- Directed by: Benjamin Stoloff
- Screenplay by: Willis Goldbeck; Seton I. Miller;
- Based on: Two O'Clock Courage 1934 novel by Gelett Burgess
- Produced by: Zion Myers
- Starring: Walter Abel; Margot Grahame; Wallace Ford; Gail Patrick; Alan Hale;
- Cinematography: Nicholas Musuraca
- Edited by: George Crone
- Music by: Alberto Colombo
- Production company: RKO Pictures
- Distributed by: RKO Pictures
- Release date: January 10, 1936;
- Running time: 74 minutes
- Country: United States
- Language: English

= Two in the Dark =

1936 film by Benjamin Stoloff

Two in the Dark is a 1936 American mystery film directed by Benjamin Stoloff and starring Walter Abel, Margot Grahame, Wallace Ford, Gail Patrick, and Alan Hale. The screenplay concerns an amnesiac suspected of murder.

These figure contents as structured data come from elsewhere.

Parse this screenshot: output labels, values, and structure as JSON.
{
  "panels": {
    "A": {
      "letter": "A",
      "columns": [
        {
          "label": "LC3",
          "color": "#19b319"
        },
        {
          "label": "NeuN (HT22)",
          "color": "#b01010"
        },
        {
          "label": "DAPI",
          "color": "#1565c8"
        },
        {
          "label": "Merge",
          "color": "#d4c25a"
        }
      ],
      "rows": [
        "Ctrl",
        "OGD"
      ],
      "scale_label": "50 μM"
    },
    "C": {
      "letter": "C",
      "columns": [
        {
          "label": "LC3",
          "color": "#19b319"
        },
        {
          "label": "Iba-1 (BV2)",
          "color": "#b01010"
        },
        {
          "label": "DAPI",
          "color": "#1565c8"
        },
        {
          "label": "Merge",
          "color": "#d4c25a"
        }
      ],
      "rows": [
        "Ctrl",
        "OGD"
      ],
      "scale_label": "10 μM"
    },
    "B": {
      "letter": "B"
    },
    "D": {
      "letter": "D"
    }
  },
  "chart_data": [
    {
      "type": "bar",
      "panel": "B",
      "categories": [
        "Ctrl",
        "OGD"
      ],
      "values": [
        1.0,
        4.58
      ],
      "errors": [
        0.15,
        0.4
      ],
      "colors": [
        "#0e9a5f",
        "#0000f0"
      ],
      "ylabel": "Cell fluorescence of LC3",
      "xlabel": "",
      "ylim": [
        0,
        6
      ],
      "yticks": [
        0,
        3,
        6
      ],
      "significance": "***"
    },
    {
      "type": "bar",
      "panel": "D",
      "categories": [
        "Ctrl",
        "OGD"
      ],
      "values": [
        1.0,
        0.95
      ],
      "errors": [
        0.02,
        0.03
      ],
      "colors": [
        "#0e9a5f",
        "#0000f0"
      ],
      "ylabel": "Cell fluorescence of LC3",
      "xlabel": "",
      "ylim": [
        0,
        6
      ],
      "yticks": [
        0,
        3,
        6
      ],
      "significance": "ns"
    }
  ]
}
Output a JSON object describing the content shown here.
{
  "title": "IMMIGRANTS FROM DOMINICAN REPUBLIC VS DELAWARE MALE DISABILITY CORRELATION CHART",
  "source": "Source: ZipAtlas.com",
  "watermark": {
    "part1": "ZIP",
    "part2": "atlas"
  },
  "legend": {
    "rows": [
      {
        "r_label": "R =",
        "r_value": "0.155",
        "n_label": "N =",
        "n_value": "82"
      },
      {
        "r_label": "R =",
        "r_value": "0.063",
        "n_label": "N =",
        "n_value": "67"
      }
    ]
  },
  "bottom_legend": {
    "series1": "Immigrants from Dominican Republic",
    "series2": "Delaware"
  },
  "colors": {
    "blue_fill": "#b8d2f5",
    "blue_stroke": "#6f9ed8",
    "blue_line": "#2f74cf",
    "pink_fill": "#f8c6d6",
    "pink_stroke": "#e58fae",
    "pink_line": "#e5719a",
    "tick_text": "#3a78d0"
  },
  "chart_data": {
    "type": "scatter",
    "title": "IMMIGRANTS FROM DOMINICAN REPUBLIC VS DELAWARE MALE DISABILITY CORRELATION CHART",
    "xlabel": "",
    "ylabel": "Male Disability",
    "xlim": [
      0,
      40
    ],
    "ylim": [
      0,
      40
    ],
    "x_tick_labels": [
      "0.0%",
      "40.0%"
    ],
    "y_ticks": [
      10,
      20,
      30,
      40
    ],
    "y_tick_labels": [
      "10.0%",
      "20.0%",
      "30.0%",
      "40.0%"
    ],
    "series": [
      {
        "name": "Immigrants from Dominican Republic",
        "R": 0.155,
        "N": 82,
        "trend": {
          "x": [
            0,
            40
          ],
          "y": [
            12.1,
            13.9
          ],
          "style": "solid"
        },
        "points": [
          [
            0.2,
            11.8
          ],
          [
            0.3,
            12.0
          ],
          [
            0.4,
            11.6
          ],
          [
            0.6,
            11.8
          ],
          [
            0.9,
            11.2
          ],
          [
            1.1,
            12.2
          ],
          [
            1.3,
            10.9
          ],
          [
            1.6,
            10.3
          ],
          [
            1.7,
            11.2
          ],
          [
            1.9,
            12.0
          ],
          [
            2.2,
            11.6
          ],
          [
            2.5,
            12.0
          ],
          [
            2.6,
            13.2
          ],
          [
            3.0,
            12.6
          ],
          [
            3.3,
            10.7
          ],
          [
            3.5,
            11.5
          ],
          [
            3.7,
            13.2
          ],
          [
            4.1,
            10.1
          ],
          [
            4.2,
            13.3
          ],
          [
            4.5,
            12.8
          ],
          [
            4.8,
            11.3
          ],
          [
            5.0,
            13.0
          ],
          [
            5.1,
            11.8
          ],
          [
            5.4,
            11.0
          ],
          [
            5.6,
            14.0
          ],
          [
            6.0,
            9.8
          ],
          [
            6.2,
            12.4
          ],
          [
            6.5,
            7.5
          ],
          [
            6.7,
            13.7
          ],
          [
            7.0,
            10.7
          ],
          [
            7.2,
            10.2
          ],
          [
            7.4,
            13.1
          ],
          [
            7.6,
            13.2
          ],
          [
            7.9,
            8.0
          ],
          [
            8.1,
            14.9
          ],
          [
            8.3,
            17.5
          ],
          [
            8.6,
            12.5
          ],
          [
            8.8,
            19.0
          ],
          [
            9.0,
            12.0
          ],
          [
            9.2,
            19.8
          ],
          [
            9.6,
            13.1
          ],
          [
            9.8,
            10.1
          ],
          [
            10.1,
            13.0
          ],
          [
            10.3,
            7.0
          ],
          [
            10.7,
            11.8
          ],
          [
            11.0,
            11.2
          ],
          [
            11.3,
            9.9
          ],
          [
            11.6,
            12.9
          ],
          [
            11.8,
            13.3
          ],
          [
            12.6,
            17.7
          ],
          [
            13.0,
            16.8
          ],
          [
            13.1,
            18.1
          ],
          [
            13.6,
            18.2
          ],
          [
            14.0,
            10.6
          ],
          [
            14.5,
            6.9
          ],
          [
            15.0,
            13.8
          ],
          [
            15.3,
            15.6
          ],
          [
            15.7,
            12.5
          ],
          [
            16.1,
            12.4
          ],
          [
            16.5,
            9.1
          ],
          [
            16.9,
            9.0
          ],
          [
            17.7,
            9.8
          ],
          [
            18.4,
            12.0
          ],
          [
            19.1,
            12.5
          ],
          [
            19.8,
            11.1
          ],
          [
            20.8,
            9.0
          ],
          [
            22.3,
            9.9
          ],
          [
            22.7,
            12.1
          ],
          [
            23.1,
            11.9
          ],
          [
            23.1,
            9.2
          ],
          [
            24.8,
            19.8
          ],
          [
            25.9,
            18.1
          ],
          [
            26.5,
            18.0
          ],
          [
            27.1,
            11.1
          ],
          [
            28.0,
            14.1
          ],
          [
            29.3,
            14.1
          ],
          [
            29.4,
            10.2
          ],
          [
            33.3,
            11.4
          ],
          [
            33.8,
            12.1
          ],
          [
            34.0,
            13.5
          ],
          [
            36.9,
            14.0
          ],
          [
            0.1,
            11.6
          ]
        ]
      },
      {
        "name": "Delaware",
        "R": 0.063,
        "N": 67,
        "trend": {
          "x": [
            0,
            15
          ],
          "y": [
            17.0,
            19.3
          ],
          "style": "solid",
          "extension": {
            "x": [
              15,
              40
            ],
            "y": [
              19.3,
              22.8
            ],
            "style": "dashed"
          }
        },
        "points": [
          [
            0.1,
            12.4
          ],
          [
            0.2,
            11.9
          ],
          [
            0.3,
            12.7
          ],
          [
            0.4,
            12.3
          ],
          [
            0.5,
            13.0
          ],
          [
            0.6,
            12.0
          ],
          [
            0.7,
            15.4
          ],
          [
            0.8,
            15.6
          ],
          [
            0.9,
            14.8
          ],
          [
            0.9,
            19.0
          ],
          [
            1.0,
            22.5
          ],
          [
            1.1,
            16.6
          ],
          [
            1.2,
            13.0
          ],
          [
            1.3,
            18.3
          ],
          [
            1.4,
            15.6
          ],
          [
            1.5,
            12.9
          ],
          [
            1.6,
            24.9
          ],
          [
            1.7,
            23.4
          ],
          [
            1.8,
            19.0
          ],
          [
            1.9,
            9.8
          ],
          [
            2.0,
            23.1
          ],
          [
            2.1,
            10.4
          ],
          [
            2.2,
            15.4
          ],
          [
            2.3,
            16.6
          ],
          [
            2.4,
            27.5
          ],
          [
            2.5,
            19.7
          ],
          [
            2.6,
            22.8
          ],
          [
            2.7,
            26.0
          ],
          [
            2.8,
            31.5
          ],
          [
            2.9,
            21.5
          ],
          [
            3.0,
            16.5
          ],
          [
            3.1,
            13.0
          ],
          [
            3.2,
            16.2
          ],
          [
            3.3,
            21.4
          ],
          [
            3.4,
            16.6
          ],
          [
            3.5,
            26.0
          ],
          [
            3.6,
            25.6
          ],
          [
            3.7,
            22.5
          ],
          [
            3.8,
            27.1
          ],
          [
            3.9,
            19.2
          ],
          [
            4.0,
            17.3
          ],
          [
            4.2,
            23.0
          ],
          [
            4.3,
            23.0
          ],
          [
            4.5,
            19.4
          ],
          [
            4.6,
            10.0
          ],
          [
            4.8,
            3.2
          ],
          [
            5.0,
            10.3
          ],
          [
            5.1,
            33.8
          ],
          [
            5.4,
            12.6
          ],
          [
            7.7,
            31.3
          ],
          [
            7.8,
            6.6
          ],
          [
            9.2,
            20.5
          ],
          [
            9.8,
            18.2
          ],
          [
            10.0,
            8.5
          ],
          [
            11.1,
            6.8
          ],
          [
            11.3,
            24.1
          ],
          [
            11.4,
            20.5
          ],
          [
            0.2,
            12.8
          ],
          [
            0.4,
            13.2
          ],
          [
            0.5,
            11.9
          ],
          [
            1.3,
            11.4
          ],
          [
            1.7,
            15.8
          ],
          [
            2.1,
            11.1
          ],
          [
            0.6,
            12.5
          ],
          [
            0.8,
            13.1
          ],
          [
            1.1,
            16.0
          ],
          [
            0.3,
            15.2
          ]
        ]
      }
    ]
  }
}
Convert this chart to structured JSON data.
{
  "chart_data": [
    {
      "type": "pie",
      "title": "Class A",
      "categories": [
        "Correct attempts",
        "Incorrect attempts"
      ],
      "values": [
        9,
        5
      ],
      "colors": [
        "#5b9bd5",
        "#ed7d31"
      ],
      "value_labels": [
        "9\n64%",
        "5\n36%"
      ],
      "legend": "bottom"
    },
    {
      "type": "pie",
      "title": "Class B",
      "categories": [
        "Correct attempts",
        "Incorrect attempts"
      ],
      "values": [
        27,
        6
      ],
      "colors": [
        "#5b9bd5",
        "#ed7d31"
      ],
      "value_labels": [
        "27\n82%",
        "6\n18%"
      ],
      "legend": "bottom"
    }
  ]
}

In 1945, Stoloff produced a remake, Two O'Clock Courage, directed by Anthony Mann and starring Tom Conway and Ann Rutherford.

==Plot==
Wandering around in the darkness, an amnesiac has the feeling that he's murdered someone. He reads that a theatrical producer has been killed and he thinks that he's guilty. However, unemployed actress Marie Smith, whom he meets while wandering around the park, isn't convinced, so she helps him reconstruct the clues and find the killer.

==Cast==
- Walter Abel as Ford Adams
- Margot Grahame as Marie Smith
- Wallace Ford as Harry Hillyer
- Gail Patrick as Irene Lassiter
- Alan Hale as Police Inspector Florio
- Leslie Fenton as Stuart Eldredge
- Eric Blore as Edmund Fish
- Erin O'Brien-Moore as Olga Konar
- Erik Rhodes as Carlo Gheet
- J. Carrol Naish as Burt Mansfield
- Addison Randall as Duke Reed
- Ward Bond as Policeman in Park

==Critical reception==
The Film Daily described it as an "ingenious murder mystery", and wrote, "The clever unravelling of the mystery holds you tense to the final scene. The honors go to the author for a very unusual plot, ably seconded by smart direction and a very competent cast throughout."